Молитва за отца Прохора - [65]

Шрифт
Интервал

Послышался свисток и приказ загружаться. Нас побоями согнали по сорок человек в каждый вагон, правильнее сказать, фургон для скотины, где мы едва могли стоять. Маленькие окошки были затянуты колючей проволокой, через которую мы видели серое здание вокзала. По платформе мотались эсэсовцы, завершая последние приготовления к отправке.

Вуйковича я больше не видел. Вновь раздался свисток, и поезд тронулся, вагоны закачались, колеса застучали. У всех в головах была одна мысль: куда нас везут? Хотя по рассказам мы представляли себе, что нас ждет, но в человеке всегда остается лучик надежды. Мимо нас проплывали районы Белграда, пропитанные осенней изморосью, придавленные горем и страданиями. Мы выехали из города и теперь ехали через Срем. Мелькали поля скошенного жнивья и еще не собранной кукурузы. Значит, направляемся к Загребу, подумал я.

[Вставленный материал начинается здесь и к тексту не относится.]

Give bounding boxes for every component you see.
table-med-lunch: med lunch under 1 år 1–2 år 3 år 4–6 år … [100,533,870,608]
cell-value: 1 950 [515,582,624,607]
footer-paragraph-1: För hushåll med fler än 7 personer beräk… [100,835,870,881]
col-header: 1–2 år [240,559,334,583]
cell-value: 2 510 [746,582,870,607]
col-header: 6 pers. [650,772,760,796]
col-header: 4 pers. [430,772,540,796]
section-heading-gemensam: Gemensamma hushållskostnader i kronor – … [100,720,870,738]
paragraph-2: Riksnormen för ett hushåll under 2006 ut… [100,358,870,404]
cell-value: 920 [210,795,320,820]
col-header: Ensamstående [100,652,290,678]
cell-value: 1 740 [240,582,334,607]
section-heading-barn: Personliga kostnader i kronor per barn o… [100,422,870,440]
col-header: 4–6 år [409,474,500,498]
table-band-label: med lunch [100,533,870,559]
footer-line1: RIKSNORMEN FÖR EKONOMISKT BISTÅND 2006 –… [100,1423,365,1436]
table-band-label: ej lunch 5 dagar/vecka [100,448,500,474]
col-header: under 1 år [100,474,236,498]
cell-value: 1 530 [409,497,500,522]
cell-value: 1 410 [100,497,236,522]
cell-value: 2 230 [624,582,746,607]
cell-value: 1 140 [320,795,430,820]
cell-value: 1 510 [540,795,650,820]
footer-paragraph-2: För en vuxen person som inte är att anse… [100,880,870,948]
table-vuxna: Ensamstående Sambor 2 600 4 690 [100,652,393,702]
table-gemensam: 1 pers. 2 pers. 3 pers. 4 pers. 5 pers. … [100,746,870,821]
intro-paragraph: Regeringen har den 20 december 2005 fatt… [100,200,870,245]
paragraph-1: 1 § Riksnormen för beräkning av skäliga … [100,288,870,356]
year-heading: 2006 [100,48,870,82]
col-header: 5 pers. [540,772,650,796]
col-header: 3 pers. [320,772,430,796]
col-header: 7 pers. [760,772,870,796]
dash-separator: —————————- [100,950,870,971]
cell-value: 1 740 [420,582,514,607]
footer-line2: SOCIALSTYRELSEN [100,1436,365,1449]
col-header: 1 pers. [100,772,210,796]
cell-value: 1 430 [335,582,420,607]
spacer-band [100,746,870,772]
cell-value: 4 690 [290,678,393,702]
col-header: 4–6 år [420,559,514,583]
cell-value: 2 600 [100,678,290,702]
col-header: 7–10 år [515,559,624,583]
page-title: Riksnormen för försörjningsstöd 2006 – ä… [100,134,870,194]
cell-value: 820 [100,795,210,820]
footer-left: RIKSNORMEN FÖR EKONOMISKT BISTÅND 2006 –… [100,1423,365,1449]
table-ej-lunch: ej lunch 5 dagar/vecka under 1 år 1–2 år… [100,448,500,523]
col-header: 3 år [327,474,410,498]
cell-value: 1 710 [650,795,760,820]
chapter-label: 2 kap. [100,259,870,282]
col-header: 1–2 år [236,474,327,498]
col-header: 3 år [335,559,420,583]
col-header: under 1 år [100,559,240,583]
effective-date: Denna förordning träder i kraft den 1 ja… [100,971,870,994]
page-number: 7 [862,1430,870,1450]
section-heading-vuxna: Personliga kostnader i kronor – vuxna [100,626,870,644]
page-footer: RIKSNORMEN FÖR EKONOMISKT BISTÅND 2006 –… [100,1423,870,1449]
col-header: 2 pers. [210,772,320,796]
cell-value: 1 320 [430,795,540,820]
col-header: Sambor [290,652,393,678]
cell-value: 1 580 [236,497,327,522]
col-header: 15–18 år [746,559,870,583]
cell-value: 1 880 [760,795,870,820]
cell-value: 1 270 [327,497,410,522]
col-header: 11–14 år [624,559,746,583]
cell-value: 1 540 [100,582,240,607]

В вагоне не было места даже для того, чтобы удобно стоять, не то чтобы сесть. Старые люди не могли долго выдержать на ногах, Радосав Джурович из Гучи упал, и нам пришлось еще стиснуться, чтобы дать ему место сидеть на голом полу. В Винковцах мы остановились и долго ждали, пронесся слух, что дальше не сможем ехать, так как железнодорожное полотно разрушено. Нас завернули в другом направлении, было непонятно, в каком. Через некоторое время мы прибыли в Осиек. Значит, поедем через Венгрию. Мы проехали по мосту через Драву и пересекли город Дарда. В тот год начало октября выдалось теплым, и в вагонах скоро стало невыносимо жарко и душно. Нас начала мучить жажда, а воды нам не давали.

По надписям на станциях мы поняли, что движемся по территории Венгрии. Колючая проволока на вагонных окошках действовала на нас как мрачное предсказание недалекого будущего. Скоро мы окажемся в лагере с такой же проволокой и охранниками, вооруженными пулеметами.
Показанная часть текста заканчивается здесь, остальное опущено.